Weiters wurde gemäß § 410 Abs. 1 Z 7 iVm §§ 44 Abs. 1 und 49 Abs. 1 ASVG ausgesprochen, dass die BF wegen der im Zuge der GPLA (gemeinsamen Prüfung lohnabhängiger Abgaben) festgestellten Meldedifferenzen verpflichtet ist, die in der Beitragsabrechnung vom 14.02.2019 und dem zugehörigen Prüfbericht vom 15.02.2019 zur Dienstgeberkontonummer XXXX ausgewiesenen allgemeinen Beiträge, Nebenumlagen, Sonderbeiträge und Zuschläge nach den jeweils angeführten Beitragsgrundlagen und für die jeweils näher bezeichneten Zeiten sowie Verzugszinsen im Betrage von insgesamt EUR 98.276,84 nachzuentrichten (Spruchpunkt VI.).

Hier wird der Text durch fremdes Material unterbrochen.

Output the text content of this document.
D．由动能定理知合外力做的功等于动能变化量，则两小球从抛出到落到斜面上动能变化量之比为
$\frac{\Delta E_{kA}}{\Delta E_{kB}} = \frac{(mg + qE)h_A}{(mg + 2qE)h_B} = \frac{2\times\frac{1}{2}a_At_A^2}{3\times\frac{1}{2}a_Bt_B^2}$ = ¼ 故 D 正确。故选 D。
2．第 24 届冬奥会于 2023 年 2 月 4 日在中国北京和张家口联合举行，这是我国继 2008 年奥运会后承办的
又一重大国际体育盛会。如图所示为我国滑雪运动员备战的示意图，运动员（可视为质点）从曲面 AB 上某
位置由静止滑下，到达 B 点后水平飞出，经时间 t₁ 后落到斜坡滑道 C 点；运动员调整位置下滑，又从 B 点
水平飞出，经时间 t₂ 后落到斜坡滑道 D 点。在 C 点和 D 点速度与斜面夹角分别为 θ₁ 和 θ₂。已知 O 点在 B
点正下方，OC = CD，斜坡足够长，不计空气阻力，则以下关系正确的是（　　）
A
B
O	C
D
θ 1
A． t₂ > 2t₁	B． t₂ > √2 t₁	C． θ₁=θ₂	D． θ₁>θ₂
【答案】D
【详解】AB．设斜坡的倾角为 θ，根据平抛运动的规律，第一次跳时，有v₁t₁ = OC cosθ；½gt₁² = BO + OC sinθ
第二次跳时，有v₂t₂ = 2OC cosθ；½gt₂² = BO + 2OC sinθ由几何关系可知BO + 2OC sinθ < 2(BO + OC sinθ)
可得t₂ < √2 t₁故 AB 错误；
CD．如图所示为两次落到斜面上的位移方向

Die Beitragsabrechnung vom 14.02.2019 und der zugehörige Prüfbericht vom 15.02.2019 würden einen integrierenden Bestandteil des Bescheides bilden.

Der gegenständliche Bescheid wurde der BF mittels RSb-Schreibens nachweislich am 30.01.2020 samt den im Spruch angeführten Anhängen I. bis V., jedoch ohne Beitragsabrechnung vom 14.02.2019 und zugehörigem Prüfbericht vom 15.02.2019 zugestellt.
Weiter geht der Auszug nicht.